The idea of Physical Review blasting American university physics departments or PMLA slamming language scholars is hard to imagine, and Murphy's editorial did not sit well with his peers at British universities -- though several declined Inside Higher Ed's requests for a response.

The journal's February issue, though, brought a subtle response from the chairman of Mariner's Mirror's editorial board, Richard Harding, a naval historian and professor of organizational history at the University of Westminster.

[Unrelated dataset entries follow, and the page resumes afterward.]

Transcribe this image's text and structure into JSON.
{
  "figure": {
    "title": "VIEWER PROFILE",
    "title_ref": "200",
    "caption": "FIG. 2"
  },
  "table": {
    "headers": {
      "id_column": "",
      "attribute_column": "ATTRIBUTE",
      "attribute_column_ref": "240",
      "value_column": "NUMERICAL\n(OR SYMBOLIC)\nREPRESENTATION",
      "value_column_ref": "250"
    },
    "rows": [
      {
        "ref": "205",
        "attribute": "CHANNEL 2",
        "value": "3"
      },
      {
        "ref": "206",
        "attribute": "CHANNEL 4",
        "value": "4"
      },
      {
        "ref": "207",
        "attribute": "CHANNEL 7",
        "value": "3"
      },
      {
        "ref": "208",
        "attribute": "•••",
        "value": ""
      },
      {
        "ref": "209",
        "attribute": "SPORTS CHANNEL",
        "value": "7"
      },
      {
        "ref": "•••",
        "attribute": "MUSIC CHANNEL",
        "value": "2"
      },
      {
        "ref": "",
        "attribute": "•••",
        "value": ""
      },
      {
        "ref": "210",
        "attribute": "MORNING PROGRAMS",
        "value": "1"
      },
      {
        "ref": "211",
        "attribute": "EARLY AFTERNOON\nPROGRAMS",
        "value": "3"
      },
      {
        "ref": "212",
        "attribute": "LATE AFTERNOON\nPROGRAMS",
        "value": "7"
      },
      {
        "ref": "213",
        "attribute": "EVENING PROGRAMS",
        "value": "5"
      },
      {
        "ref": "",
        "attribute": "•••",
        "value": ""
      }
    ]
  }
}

In his "chairman's column," which was mostly about the status of the journal as it celebrates its centenary this year, Harding referenced Murphy's "reflections upon a link between submissions to the journal and the state of the education system."

"Very few people with experience of working in higher education would be able to make the link with such magisterial certainty," Harding said with very British understatement. "My own twenty-five years direct experience in assessing standards across disciplines, across sectors and across national borders is that when seriously studied such claims (which are quite common) suffer from slippery definitions and highly ambiguous evidence. Consequently, reliable correlations of cause and effect are extremely rare."

Harding suggested an alternative explanation for why, if Murphy's diagnosis of the problem is accurate, the quality of submissions to the journal might have slipped.

With the spread of online and other venues, producers of maritime research now have many more places to publish their work, Harding wrote. It's unlikely that scholars are producing no high-quality work, as Murphy implies; "[m]ore likely, there is plenty of excellent work being done, but it is not finding its way to the Mirror or that which is does not fit our guidelines as closely as we would wish. If this is so, it is our task to encourage the best research that fits our purpose."

Asked via e-mail if he wished to respond, or regretted writing what he did, Murphy said he was precluded from speaking further by the nautical research society's ethical code. Still, he couldn't resist adding:

"Suffice it to say, I am not the most popular person in academia as a result of the editorial, but I stand by every word."